As members of a congregation, we commit to travel along the metaphoric road of life together. And as members of an experiment in multi-site ministry, you have committed to traveling together not just as not as a single community but as three commingled communities. This is not all that different from the life of other large congregations. In fact, it is not that different from what we find here at the Museum District if we looked within. The choir and the religious education program each form their own distinct communities within the larger tapestry that is the life of the Museum District campus.
Museum District’s choir, its religious education program, Tapestry, Thoreau... each community within the congregation is going to have different answers to the question: Who are we? The challenge you face is finding answers to the question that unite all of your communities.
There are many ways you might seek the answers to this question. You might, as we will be doing during our time together, ask other questions, questions that prompt you to explore your deepest values. What do you love? Why are you here? What is your mission to the world? What values do you want to pass along to the next generation?
You might also seek counsel from others. In some sense, that is my role as your interim, to offer you my perspective, my advice, on ways to pursue the question, Who are you? during your time of ministerial transition. You may seek guidance from the staff of the Unitarian Universalist Association or from other congregations that have experimented with multi-site ministry.
Marilyn Sewell was the senior minister of First Unitarian Portland for close to twenty years. During her time there the congregation grew to be well over a thousand members. She advises however we answer the question, Who are you? we ground ourselves “in love and service.” For this is what Unitarian Universalism ultimately has to offer the world: A message that we are called to love everyone--that is extend universal goodwill to all--and labor together and make our society, and our planet, better.
That message is an important one in the challenging days in which we find ourselves. The midterm elections are upon us. They are time when voters collectively attempt to answer the question, Who are we? as a country. This is not a question with final answers. It is one that shifts over time. This should be a comfort to us as we face the disappointment and the horrors of recent years. Our religious tradition tells us that is no one fixed answer to who a country, a religious community, or a person--be they First Church, the United States, Jesus or Buddha, you or I--are across time. Instead, it suggests that our answers are ever changing. We travel along in the path of life seeking justice, and creating a shared congregational life, uncertain of our exact answers because that is the only thing that has ever happened. The road is always made as we travel. We answer the question, Who are we? as we go.

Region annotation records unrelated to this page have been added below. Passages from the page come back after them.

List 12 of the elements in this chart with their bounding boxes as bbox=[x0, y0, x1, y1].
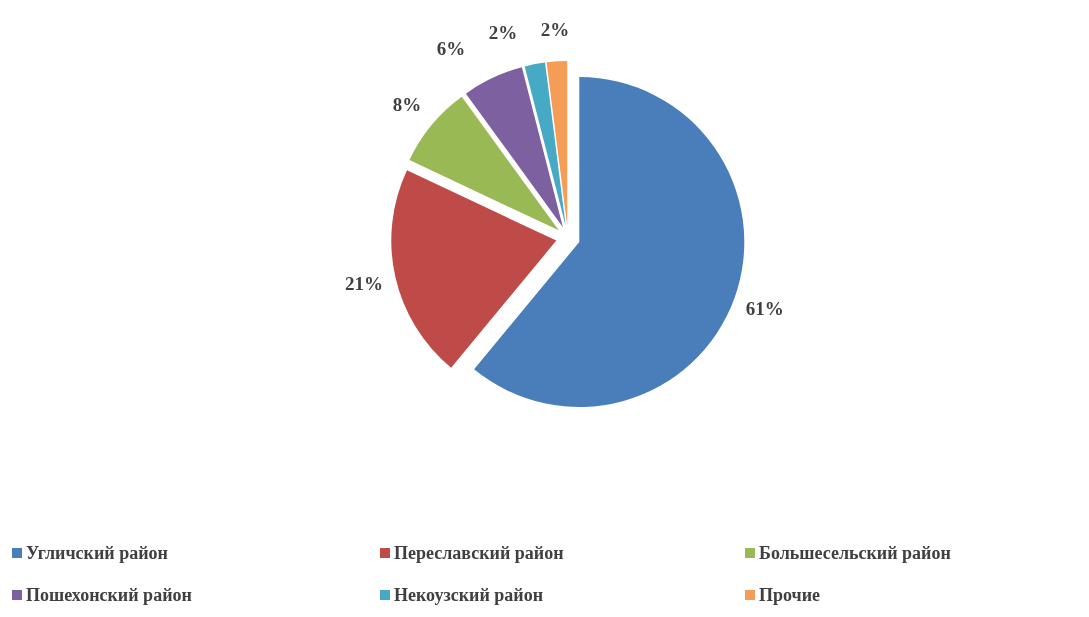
data-label: 8% bbox=[392, 94, 422, 116]
legend-label: Пошехонский район bbox=[26, 585, 192, 605]
data-label: 21% bbox=[345, 273, 384, 295]
data-label: 61% bbox=[745, 298, 784, 320]
legend-label: Прочие bbox=[759, 585, 821, 605]
data-label: 6% bbox=[436, 38, 466, 60]
data-label: 2% bbox=[488, 22, 518, 44]
legend-label: Некоузский район bbox=[394, 585, 544, 605]
legend-label: Большесельский район bbox=[759, 543, 951, 563]
data-label: 2% bbox=[540, 18, 570, 40]
legend-label: Угличский район bbox=[26, 543, 168, 563]
legend-label: Переславский район bbox=[394, 543, 564, 563]
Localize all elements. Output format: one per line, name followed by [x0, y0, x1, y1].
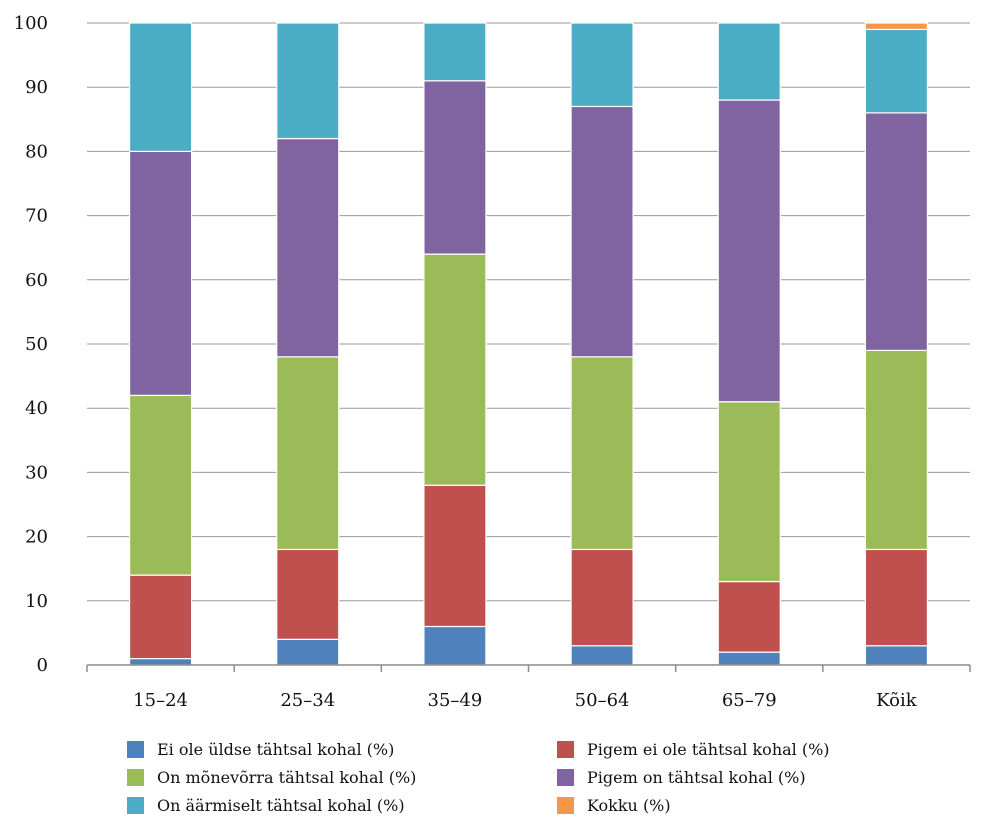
legend-swatch: [557, 797, 574, 814]
y-tick-label: 50: [25, 334, 48, 355]
x-tick-label: Kõik: [876, 690, 918, 711]
bar-segment: [717, 401, 781, 583]
bar-segment: [570, 356, 634, 551]
legend-label: Ei ole üldse tähtsal kohal (%): [157, 740, 395, 759]
x-axis-ticks: 15–24 25–34 35–49 50–64 65–79 Kõik: [133, 690, 918, 711]
x-tick-label: 35–49: [428, 690, 483, 711]
bar-segment: [128, 22, 193, 152]
bar-segment: [128, 574, 193, 660]
bar-segment: [864, 112, 929, 352]
bar-segment: [570, 645, 634, 666]
y-tick-label: 100: [14, 13, 48, 34]
legend-swatch: [557, 769, 574, 786]
bar-segment: [864, 28, 929, 114]
bar-segment: [570, 548, 634, 647]
bar-segment: [276, 356, 340, 551]
legend-label: Pigem ei ole tähtsal kohal (%): [587, 740, 830, 759]
bar-segment: [423, 484, 487, 628]
y-tick-label: 30: [25, 462, 48, 483]
legend-label: On äärmiselt tähtsal kohal (%): [157, 796, 405, 815]
x-tick-label: 25–34: [280, 690, 335, 711]
bar-segment: [128, 394, 193, 576]
bar-segment: [717, 651, 781, 666]
y-tick-label: 0: [37, 655, 48, 676]
legend-label: Pigem on tähtsal kohal (%): [587, 768, 806, 787]
y-axis-ticks: 0 10 20 30 40 50 60 70 80 90 100: [14, 13, 48, 676]
bar-segment: [276, 137, 340, 358]
bar-segment: [423, 80, 487, 255]
y-tick-label: 60: [25, 270, 48, 291]
legend-label: Kokku (%): [587, 796, 671, 815]
x-axis: [86, 664, 971, 672]
bar-segment: [717, 22, 781, 101]
bar-segment: [717, 99, 781, 403]
bar-segment: [864, 548, 929, 647]
y-tick-label: 80: [25, 141, 48, 162]
legend-item: Pigem ei ole tähtsal kohal (%): [557, 738, 917, 761]
legend-swatch: [557, 741, 574, 758]
legend: Ei ole üldse tähtsal kohal (%) Pigem ei o…: [127, 738, 927, 817]
bar-segment: [276, 22, 340, 140]
bar-segment: [570, 22, 634, 108]
bar-segment: [276, 548, 340, 640]
x-tick-label: 50–64: [575, 690, 630, 711]
legend-label: On mõnevõrra tähtsal kohal (%): [157, 768, 417, 787]
legend-swatch: [127, 797, 144, 814]
bar-segment: [276, 638, 340, 666]
y-tick-label: 40: [25, 398, 48, 419]
legend-swatch: [127, 741, 144, 758]
legend-item: Kokku (%): [557, 794, 917, 817]
y-tick-label: 90: [25, 77, 48, 98]
legend-item: Pigem on tähtsal kohal (%): [557, 766, 917, 789]
bars: [128, 22, 929, 666]
y-tick-label: 10: [25, 591, 48, 612]
y-tick-label: 20: [25, 527, 48, 548]
x-tick-label: 65–79: [722, 690, 777, 711]
x-tick-label: 15–24: [133, 690, 188, 711]
legend-item: On mõnevõrra tähtsal kohal (%): [127, 766, 557, 789]
y-tick-label: 70: [25, 206, 48, 227]
bar-segment: [864, 22, 929, 31]
legend-swatch: [127, 769, 144, 786]
bar-segment: [864, 349, 929, 551]
bar-segment: [423, 22, 487, 82]
legend-item: On äärmiselt tähtsal kohal (%): [127, 794, 557, 817]
legend-item: Ei ole üldse tähtsal kohal (%): [127, 738, 557, 761]
bar-segment: [423, 625, 487, 666]
bar-segment: [570, 105, 634, 358]
bar-segment: [864, 645, 929, 666]
gridlines: [87, 22, 970, 666]
bar-segment: [128, 657, 193, 666]
bar-segment: [717, 580, 781, 653]
bar-segment: [128, 150, 193, 396]
bar-segment: [423, 253, 487, 486]
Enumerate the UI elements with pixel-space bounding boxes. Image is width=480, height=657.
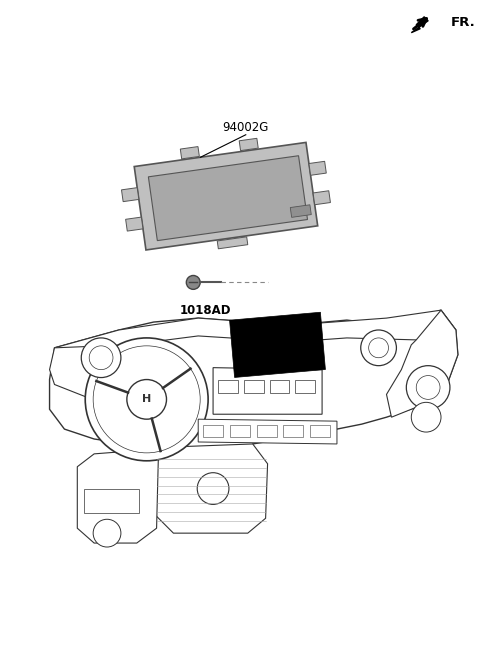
Polygon shape [49,310,458,477]
Circle shape [361,330,396,366]
Circle shape [93,346,200,453]
Polygon shape [154,444,267,533]
Bar [218,380,238,394]
Polygon shape [290,205,312,217]
Circle shape [369,338,388,357]
Circle shape [93,519,121,547]
Circle shape [411,402,441,432]
Circle shape [407,366,450,409]
Bar [203,425,223,437]
Text: 94002G: 94002G [223,121,269,134]
Bar [230,425,250,437]
Polygon shape [198,419,337,444]
Text: 1018AD: 1018AD [180,304,231,317]
Text: FR.: FR. [451,16,476,30]
Polygon shape [126,217,143,231]
Text: H: H [142,394,151,404]
Bar [257,425,276,437]
Polygon shape [134,143,318,250]
Polygon shape [386,310,458,417]
Polygon shape [121,188,139,202]
Polygon shape [148,156,308,240]
Polygon shape [217,237,248,249]
Polygon shape [229,312,325,378]
Polygon shape [77,449,158,543]
Polygon shape [213,368,322,414]
Circle shape [416,376,440,399]
Circle shape [81,338,121,378]
Bar [84,489,139,513]
Polygon shape [49,345,156,399]
Polygon shape [313,191,330,205]
Polygon shape [411,17,428,33]
Polygon shape [309,162,326,175]
Polygon shape [55,310,456,355]
Circle shape [85,338,208,461]
Bar [295,380,315,394]
Bar [310,425,330,437]
Circle shape [89,346,113,370]
Circle shape [127,380,167,419]
Bar [244,380,264,394]
Polygon shape [180,147,199,159]
Bar [283,425,303,437]
Polygon shape [127,461,167,495]
Circle shape [197,472,229,505]
Circle shape [186,275,200,289]
Polygon shape [239,139,258,150]
Bar [270,380,289,394]
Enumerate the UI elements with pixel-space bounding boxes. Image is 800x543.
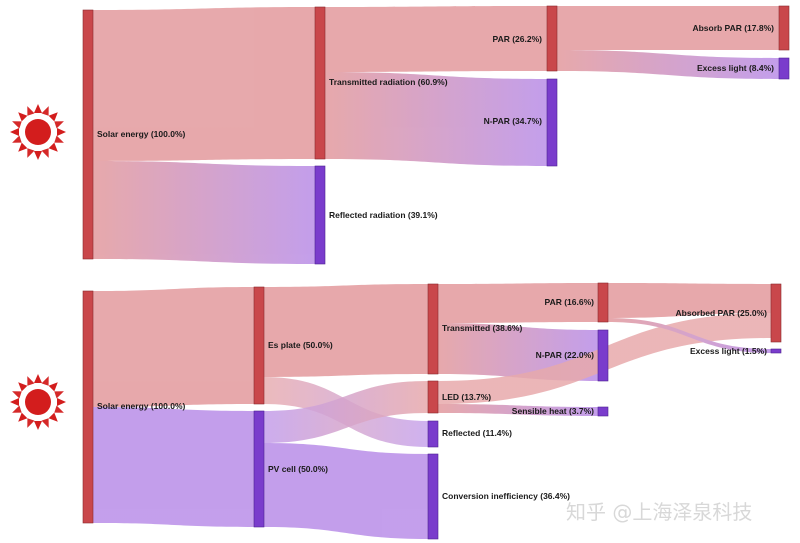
node-led bbox=[427, 380, 439, 414]
diagram-bottom: Solar energy (100.0%) Es plate (50.0%) P… bbox=[82, 282, 782, 540]
node-excess-light-bottom bbox=[770, 348, 782, 354]
label-transmitted: Transmitted (38.6%) bbox=[442, 323, 522, 333]
node-reflected-radiation bbox=[314, 165, 326, 265]
node-reflected bbox=[427, 420, 439, 448]
flow-transmitted-npar bbox=[325, 72, 547, 166]
flow-par-excess bbox=[557, 50, 779, 79]
node-sensible-heat bbox=[597, 406, 609, 417]
flow-esplate-transmitted bbox=[264, 284, 428, 377]
nodes-bottom bbox=[82, 282, 782, 540]
labels-top: Solar energy (100.0%) Transmitted radiat… bbox=[97, 23, 774, 220]
node-par-top bbox=[546, 5, 558, 72]
node-absorb-par bbox=[778, 5, 790, 51]
node-transmitted-radiation bbox=[314, 6, 326, 160]
flow-led-sensible bbox=[438, 404, 598, 416]
label-npar-b: N-PAR (22.0%) bbox=[536, 350, 595, 360]
label-solar-energy: Solar energy (100.0%) bbox=[97, 129, 186, 139]
labels-bottom: Solar energy (100.0%) Es plate (50.0%) P… bbox=[97, 297, 767, 501]
label-par: PAR (26.2%) bbox=[493, 34, 543, 44]
nodes-top bbox=[82, 5, 790, 265]
node-pv-cell bbox=[253, 410, 265, 528]
flow-solar-reflected bbox=[93, 161, 315, 264]
label-conversion: Conversion inefficiency (36.4%) bbox=[442, 491, 570, 501]
label-solar-energy-b: Solar energy (100.0%) bbox=[97, 401, 186, 411]
sun-icon bbox=[10, 374, 66, 430]
label-absorbed-par: Absorbed PAR (25.0%) bbox=[676, 308, 768, 318]
flow-pvcell-led bbox=[264, 381, 428, 443]
flow-solar-pvcell bbox=[93, 407, 254, 527]
diagram-top: Solar energy (100.0%) Transmitted radiat… bbox=[82, 5, 790, 265]
node-npar-top bbox=[546, 78, 558, 167]
flow-pvcell-conversion bbox=[264, 443, 428, 539]
node-absorbed-par bbox=[770, 283, 782, 343]
flow-par-absorb bbox=[557, 6, 779, 50]
flow-transmitted-par bbox=[325, 6, 547, 72]
flow-solar-esplate bbox=[93, 287, 254, 407]
flows-bottom bbox=[93, 283, 771, 539]
node-transmitted bbox=[427, 283, 439, 375]
node-solar-bottom bbox=[82, 290, 94, 524]
label-transmitted-radiation: Transmitted radiation (60.9%) bbox=[329, 77, 448, 87]
label-led: LED (13.7%) bbox=[442, 392, 491, 402]
node-npar-bottom bbox=[597, 329, 609, 382]
label-reflected-radiation: Reflected radiation (39.1%) bbox=[329, 210, 438, 220]
watermark: 知乎 @上海泽泉科技 bbox=[566, 500, 752, 524]
node-solar-top bbox=[82, 9, 94, 260]
node-par-bottom bbox=[597, 282, 609, 323]
node-conversion bbox=[427, 453, 439, 540]
label-absorb-par: Absorb PAR (17.8%) bbox=[692, 23, 774, 33]
flow-transmitted-par-b bbox=[438, 283, 598, 323]
label-excess-light-b: Excess light (1.5%) bbox=[690, 346, 767, 356]
flow-par-absorbed-b bbox=[608, 283, 771, 318]
label-reflected: Reflected (11.4%) bbox=[442, 428, 512, 438]
flow-par-excess-b bbox=[608, 318, 771, 353]
sun-icon bbox=[10, 104, 66, 160]
flows-top bbox=[93, 6, 779, 264]
node-excess-light-top bbox=[778, 57, 790, 80]
label-npar: N-PAR (34.7%) bbox=[484, 116, 543, 126]
node-es-plate bbox=[253, 286, 265, 405]
label-excess-light: Excess light (8.4%) bbox=[697, 63, 774, 73]
label-pv-cell: PV cell (50.0%) bbox=[268, 464, 328, 474]
label-par-b: PAR (16.6%) bbox=[545, 297, 595, 307]
flow-solar-transmitted bbox=[93, 7, 315, 161]
label-es-plate: Es plate (50.0%) bbox=[268, 340, 333, 350]
label-sensible-heat: Sensible heat (3.7%) bbox=[512, 406, 594, 416]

As we close, I invite you to join with me in prayer:
Oh spirit of life,
that some of us call God,
and others name simply
as the force that drives life forward,
be with us in times of uncertainty,
remind us that while the path
may be unclear,
the road uncertain,
it is still our path
our track to travel,
and that we travel it better
where we are,
as a community of seekers
united in a quest
for truth and justice,
joy and beauty.
That it might be so, let the congregation say Amen.